Now the Raptors were in trouble. Lose this one and they’d be heading back to Toronto having to win out to win the series. In all of NBA history, only 11 teams have come back from a 3-1 deficit in a seven-game series. It can happen – just ask noted Raptors killer LeBron James – but it is not the situation any team wants to find itself in. Especially when the alternative, losing in the second round of the playoffs after planning an entire franchise future around this moment, would likely portend close to a total franchise rebuild. The pressure was on. This felt like the last time Toronto could do anything of note in the postseason for a long, long time. Lose here, and the Raptors were about to take a huge step back as a franchise. Who knows when they’d ever find themselves back at this point.

So what did the Raptors do on Sunday? They stood up to the challenge and were close to that best version of themselves. Even with a visibly struggling Pascal Siakam, who had been listed as doubtful with a calf contusion but gutted it out anyway, the Raptors had their most complete game of the series. Leonard was machine-like in his efficiency. This wasn’t just the same Leonard who was a top-five player in the NBA before his injury-riddled 2017-18 season. This was quite possibly a better Leonard, at least on the offensive end: 39 points on 20 shots, 14 rebounds, 5 of 7 from 3, including the dagger in the final minute. It was another Jordanesque playoff performance from Leonard. But even Michael Jordan needed Scottie Pippen to win championships, and it was the stellar supporting cast that pushed the Raptors past the Sixers. Kyle Lowry was aggressive, and at times he looked like a younger version of himself, a.k.a. an All-Star. Danny Green didn’t shoot much, but he played good defense and got to the free throw line, making all eight of his attempts. Most importantly, Marc Gasol showed why Ujiri made his trade-deadline move to nab him from the Memphis Grizzlies. Gasol played his finest game of the playoffs, playing his typically excellent defense while scoring 16 points and reminding the Sixers they have to respect him as an outside shooter. The Raptors outscored the Sixers by 13 points while Gasol was on the floor, the best plus-minus on the team.

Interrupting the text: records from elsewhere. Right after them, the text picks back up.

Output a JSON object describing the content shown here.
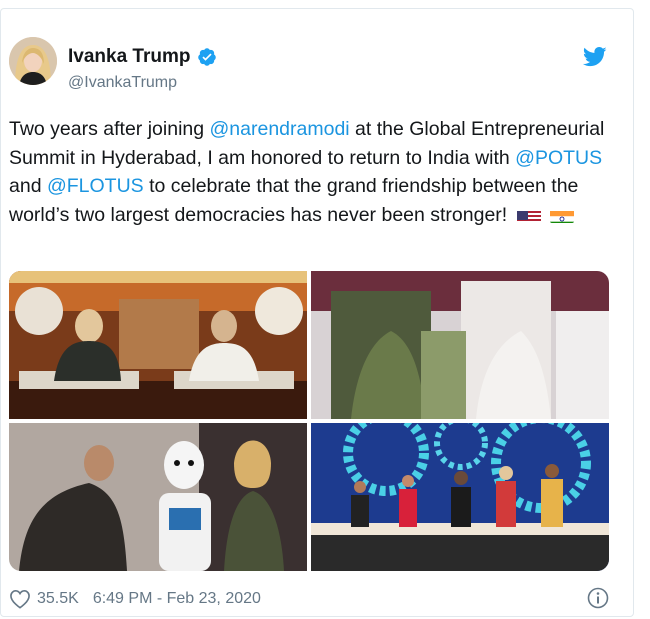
{
  "author": {
    "name": "Ivanka Trump",
    "handle": "@IvankaTrump"
  },
  "tweet": {
    "parts": [
      {
        "text": "Two years after joining ",
        "mention": false
      },
      {
        "text": "@narendramodi",
        "mention": true
      },
      {
        "text": " at the Global Entrepreneurial Summit in Hyderabad, I am honored to return to India with ",
        "mention": false
      },
      {
        "text": "@POTUS",
        "mention": true
      },
      {
        "text": " and ",
        "mention": false
      },
      {
        "text": "@FLOTUS",
        "mention": true
      },
      {
        "text": " to celebrate that the grand friendship between the world’s two largest democracies has never been stronger!",
        "mention": false
      }
    ]
  },
  "media": {
    "photo_count": 4
  },
  "footer": {
    "likes": "35.5K",
    "timestamp": "6:49 PM - Feb 23, 2020"
  },
  "colors": {
    "link": "#1b95e0",
    "muted": "#657786",
    "text": "#14171a",
    "verified": "#1da1f2"
  }
}
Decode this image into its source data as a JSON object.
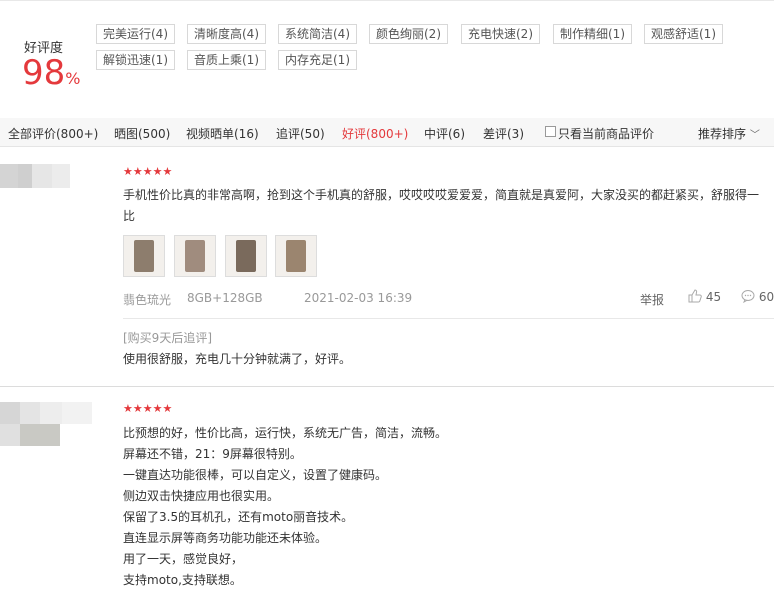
{
  "summary": {
    "label": "好评度",
    "score": "98",
    "unit": "%",
    "tags": [
      "完美运行(4)",
      "清晰度高(4)",
      "系统简洁(4)",
      "颜色绚丽(2)",
      "充电快速(2)",
      "制作精细(1)",
      "观感舒适(1)",
      "解锁迅速(1)",
      "音质上乘(1)",
      "内存充足(1)"
    ]
  },
  "filters": [
    "全部评价(800+)",
    "晒图(500)",
    "视频晒单(16)",
    "追评(50)",
    "好评(800+)",
    "中评(6)",
    "差评(3)",
    "只看当前商品评价",
    "推荐排序"
  ],
  "icons": {
    "sort": "chevron-down-icon",
    "like": "thumb-up-icon",
    "reply": "comment-icon",
    "rating": "star-icon"
  },
  "colors": {
    "accent": "#e4393c",
    "muted": "#999999"
  },
  "reviews": [
    {
      "stars": "★★★★★",
      "text": "手机性价比真的非常高啊，抢到这个手机真的舒服，哎哎哎哎爱爱爱，简直就是真爱阿，大家没买的都赶紧买，舒服得一比",
      "color": "翡色琉光",
      "spec": "8GB+128GB",
      "date": "2021-02-03 16:39",
      "report": "举报",
      "likes": "45",
      "replies": "60",
      "followup_label": "[购买9天后追评]",
      "followup": "使用很舒服，充电几十分钟就满了，好评。"
    },
    {
      "stars": "★★★★★",
      "lines": [
        "比预想的好，性价比高，运行快，系统无广告，简洁，流畅。",
        "屏幕还不错，21：9屏幕很特别。",
        "一键直达功能很棒，可以自定义，设置了健康码。",
        "侧边双击快捷应用也很实用。",
        "保留了3.5的耳机孔，还有moto丽音技术。",
        "直连显示屏等商务功能功能还未体验。",
        "用了一天，感觉良好，",
        "支持moto,支持联想。"
      ]
    }
  ]
}
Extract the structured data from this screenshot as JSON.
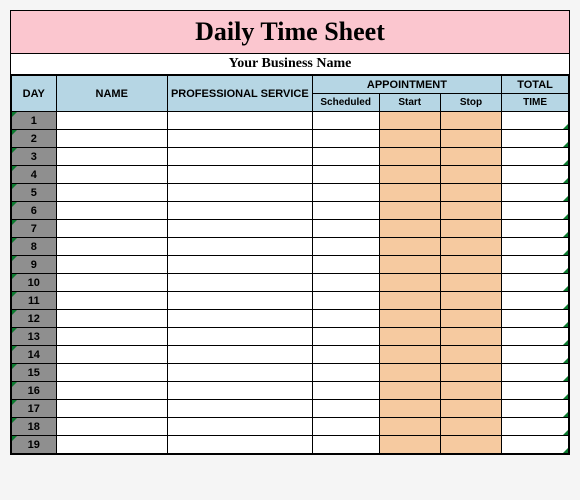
{
  "title": "Daily Time Sheet",
  "subtitle": "Your Business Name",
  "headers": {
    "day": "DAY",
    "name": "NAME",
    "professional": "PROFESSIONAL SERVICE",
    "appointment": "APPOINTMENT",
    "scheduled": "Scheduled",
    "start": "Start",
    "stop": "Stop",
    "total": "TOTAL",
    "time": "TIME"
  },
  "rows": [
    {
      "day": "1",
      "name": "",
      "professional": "",
      "scheduled": "",
      "start": "",
      "stop": "",
      "total": ""
    },
    {
      "day": "2",
      "name": "",
      "professional": "",
      "scheduled": "",
      "start": "",
      "stop": "",
      "total": ""
    },
    {
      "day": "3",
      "name": "",
      "professional": "",
      "scheduled": "",
      "start": "",
      "stop": "",
      "total": ""
    },
    {
      "day": "4",
      "name": "",
      "professional": "",
      "scheduled": "",
      "start": "",
      "stop": "",
      "total": ""
    },
    {
      "day": "5",
      "name": "",
      "professional": "",
      "scheduled": "",
      "start": "",
      "stop": "",
      "total": ""
    },
    {
      "day": "6",
      "name": "",
      "professional": "",
      "scheduled": "",
      "start": "",
      "stop": "",
      "total": ""
    },
    {
      "day": "7",
      "name": "",
      "professional": "",
      "scheduled": "",
      "start": "",
      "stop": "",
      "total": ""
    },
    {
      "day": "8",
      "name": "",
      "professional": "",
      "scheduled": "",
      "start": "",
      "stop": "",
      "total": ""
    },
    {
      "day": "9",
      "name": "",
      "professional": "",
      "scheduled": "",
      "start": "",
      "stop": "",
      "total": ""
    },
    {
      "day": "10",
      "name": "",
      "professional": "",
      "scheduled": "",
      "start": "",
      "stop": "",
      "total": ""
    },
    {
      "day": "11",
      "name": "",
      "professional": "",
      "scheduled": "",
      "start": "",
      "stop": "",
      "total": ""
    },
    {
      "day": "12",
      "name": "",
      "professional": "",
      "scheduled": "",
      "start": "",
      "stop": "",
      "total": ""
    },
    {
      "day": "13",
      "name": "",
      "professional": "",
      "scheduled": "",
      "start": "",
      "stop": "",
      "total": ""
    },
    {
      "day": "14",
      "name": "",
      "professional": "",
      "scheduled": "",
      "start": "",
      "stop": "",
      "total": ""
    },
    {
      "day": "15",
      "name": "",
      "professional": "",
      "scheduled": "",
      "start": "",
      "stop": "",
      "total": ""
    },
    {
      "day": "16",
      "name": "",
      "professional": "",
      "scheduled": "",
      "start": "",
      "stop": "",
      "total": ""
    },
    {
      "day": "17",
      "name": "",
      "professional": "",
      "scheduled": "",
      "start": "",
      "stop": "",
      "total": ""
    },
    {
      "day": "18",
      "name": "",
      "professional": "",
      "scheduled": "",
      "start": "",
      "stop": "",
      "total": ""
    },
    {
      "day": "19",
      "name": "",
      "professional": "",
      "scheduled": "",
      "start": "",
      "stop": "",
      "total": ""
    }
  ]
}
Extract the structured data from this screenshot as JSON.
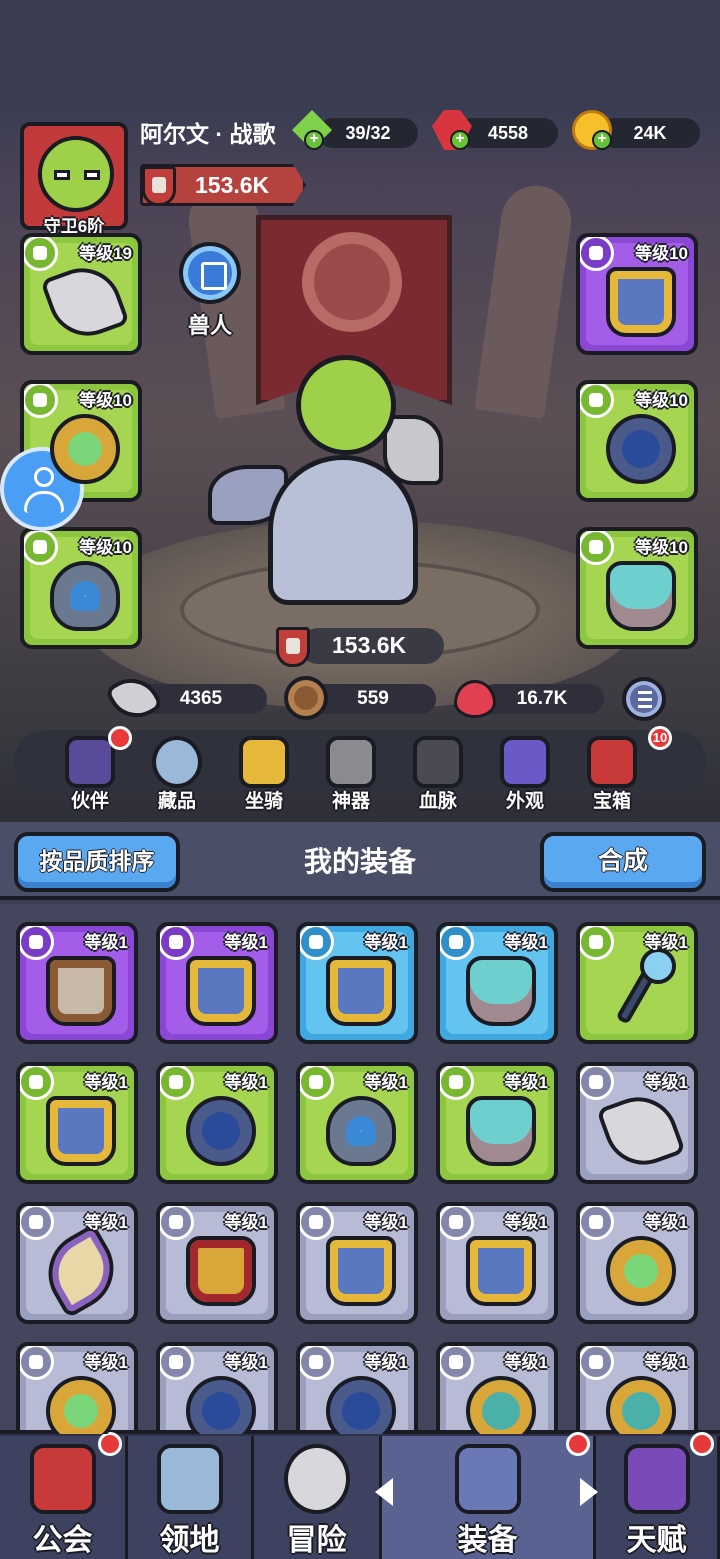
{
  "player": {
    "name": "阿尔文 · 战歌",
    "rank": "守卫6阶",
    "power": "153.6K",
    "race": "兽人"
  },
  "resources": {
    "energy": "39/32",
    "gems": "4558",
    "gold": "24K"
  },
  "equipped": {
    "left": [
      {
        "level": "等级19",
        "item": "axe-icon",
        "rarity": "green"
      },
      {
        "level": "等级10",
        "item": "ring-icon",
        "rarity": "green"
      },
      {
        "level": "等级10",
        "item": "amulet-icon",
        "rarity": "green"
      }
    ],
    "right": [
      {
        "level": "等级10",
        "item": "armor-icon",
        "rarity": "purple"
      },
      {
        "level": "等级10",
        "item": "ring-icon",
        "rarity": "green"
      },
      {
        "level": "等级10",
        "item": "mask-icon",
        "rarity": "green"
      }
    ]
  },
  "total_power": "153.6K",
  "stats": {
    "attack": "4365",
    "defense": "559",
    "hp": "16.7K"
  },
  "menu": [
    {
      "label": "伙伴",
      "icon": "companion-icon",
      "dot": ""
    },
    {
      "label": "藏品",
      "icon": "collection-icon",
      "dot": ""
    },
    {
      "label": "坐骑",
      "icon": "mount-icon",
      "dot": ""
    },
    {
      "label": "神器",
      "icon": "artifact-icon",
      "dot": ""
    },
    {
      "label": "血脉",
      "icon": "bloodline-icon",
      "dot": ""
    },
    {
      "label": "外观",
      "icon": "appearance-icon",
      "dot": ""
    },
    {
      "label": "宝箱",
      "icon": "chest-icon",
      "dot": "10"
    }
  ],
  "inventory_header": {
    "sort_label": "按品质排序",
    "title": "我的装备",
    "synth_label": "合成"
  },
  "inventory": [
    {
      "level": "等级1",
      "item": "tunic",
      "rarity": "purple"
    },
    {
      "level": "等级1",
      "item": "armor",
      "rarity": "purple"
    },
    {
      "level": "等级1",
      "item": "armor",
      "rarity": "blue"
    },
    {
      "level": "等级1",
      "item": "mask",
      "rarity": "blue"
    },
    {
      "level": "等级1",
      "item": "staff",
      "rarity": "green"
    },
    {
      "level": "等级1",
      "item": "armor",
      "rarity": "green"
    },
    {
      "level": "等级1",
      "item": "ring-blue",
      "rarity": "green"
    },
    {
      "level": "等级1",
      "item": "amulet",
      "rarity": "green"
    },
    {
      "level": "等级1",
      "item": "mask",
      "rarity": "green"
    },
    {
      "level": "等级1",
      "item": "axe",
      "rarity": "gray"
    },
    {
      "level": "等级1",
      "item": "horn",
      "rarity": "gray"
    },
    {
      "level": "等级1",
      "item": "armor-gold",
      "rarity": "gray"
    },
    {
      "level": "等级1",
      "item": "armor",
      "rarity": "gray"
    },
    {
      "level": "等级1",
      "item": "armor",
      "rarity": "gray"
    },
    {
      "level": "等级1",
      "item": "ring",
      "rarity": "gray"
    },
    {
      "level": "等级1",
      "item": "ring",
      "rarity": "gray"
    },
    {
      "level": "等级1",
      "item": "ring-blue",
      "rarity": "gray"
    },
    {
      "level": "等级1",
      "item": "ring-blue",
      "rarity": "gray"
    },
    {
      "level": "等级1",
      "item": "ring-gold",
      "rarity": "gray"
    },
    {
      "level": "等级1",
      "item": "ring-gold",
      "rarity": "gray"
    }
  ],
  "nav": [
    {
      "label": "公会",
      "icon": "guild-icon",
      "dot": true,
      "active": false
    },
    {
      "label": "领地",
      "icon": "castle-icon",
      "dot": false,
      "active": false
    },
    {
      "label": "冒险",
      "icon": "crossed-axes-icon",
      "dot": false,
      "active": false
    },
    {
      "label": "装备",
      "icon": "helmet-icon",
      "dot": true,
      "active": true
    },
    {
      "label": "天赋",
      "icon": "talent-book-icon",
      "dot": true,
      "active": false
    }
  ],
  "colors": {
    "rarity_green": "#8dc63f",
    "rarity_purple": "#8a47d6",
    "rarity_blue": "#3fa8e0",
    "rarity_gray": "#9a9fbe",
    "accent_button": "#5aa8f0",
    "notification": "#e63a3a"
  }
}
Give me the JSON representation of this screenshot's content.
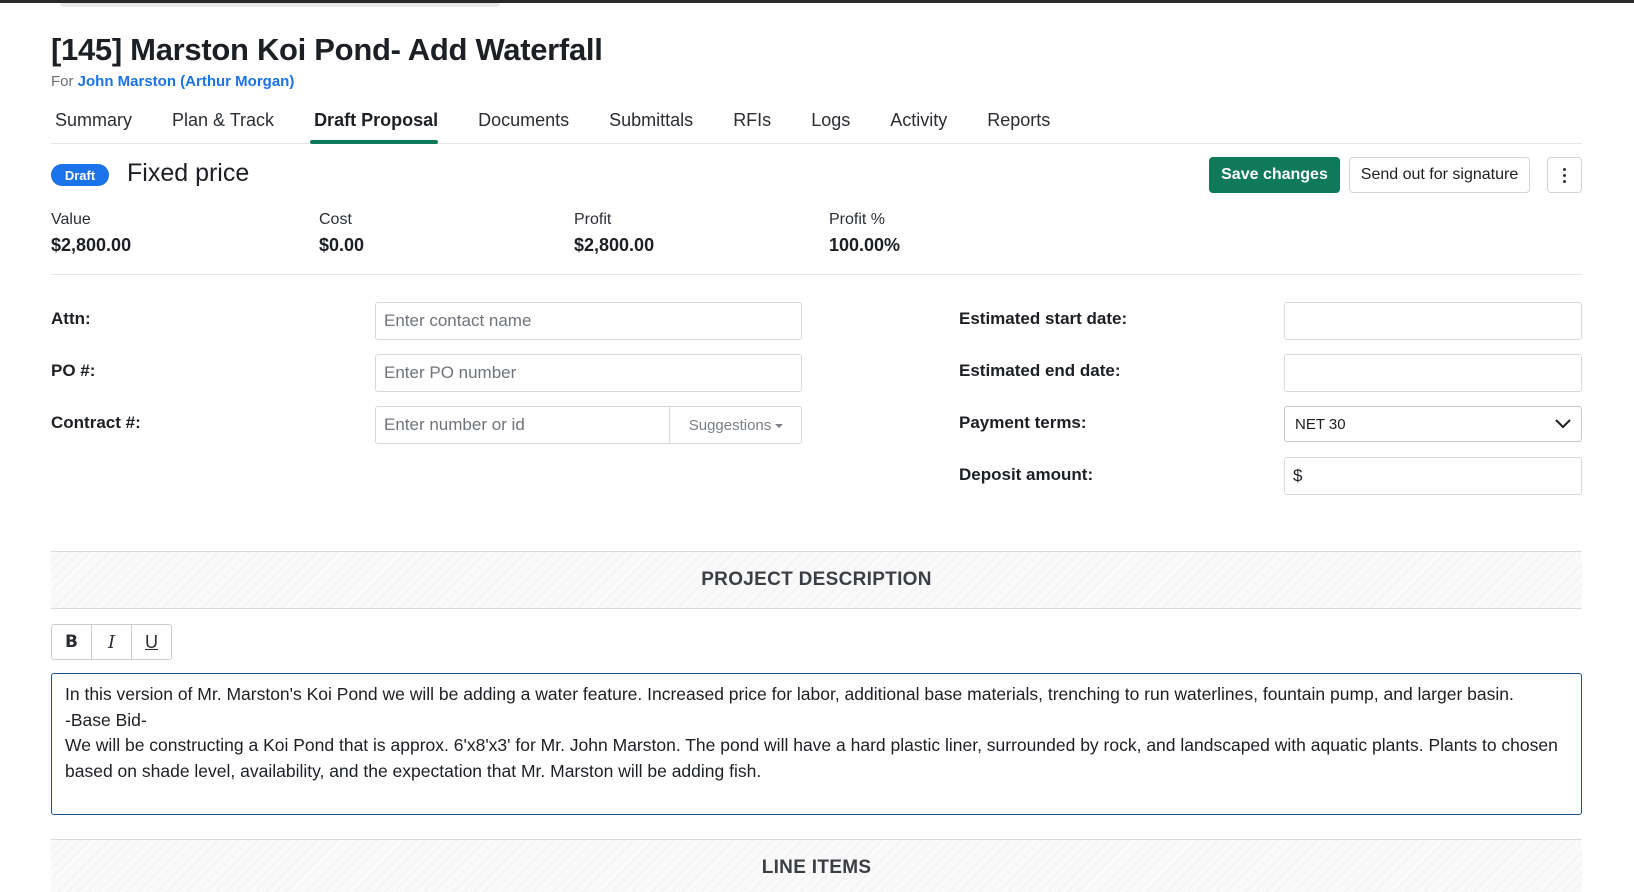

It is here where we should note that one big reason the Raptors were able to steal one on the road was because Embiid was very clearly not himself. He was playing without the aggression he brought to his incredible Game 3 performance, and without the joy, too; Embiid ended up with only 11 points on just seven shots. Head coach Brett Brown offered up an explanation afterward: Embiid had texted him at 6:20 a.m. and said he wasn’t sure he could play. He’d been up all night throwing up and got an IV hydration early in the morning. It was, apparently, a virus, and unrelated to the stomach bug that hampered him in Game 2. Whether it’s a stomach bug or a virus, knee tendinitis or too many milkshakes from the night before, it’s become even more clear during these playoffs that the Sixers need Embiid close to 100 percent in order to fulfill their very large potential.

Still, this should not take away from the Raptors’ complete and dominant performance. They regained home-court advantage after a Game 3 where they looked wholly outclassed. They leaned on their superstar, but they got important contributions from their supporting cast.

In so doing, they extended this era of Raptors history. Maybe the era will end this week, or maybe it’ll go well into June. They played with urgency, but it never felt like desperation. With more performances like that – where their superstar plays like the best player on Earth, and their supporting cast doesn’t turn into a collective pumpkin at the mention of playoff pressure – the Raptors could very well be playing later this season than they ever have.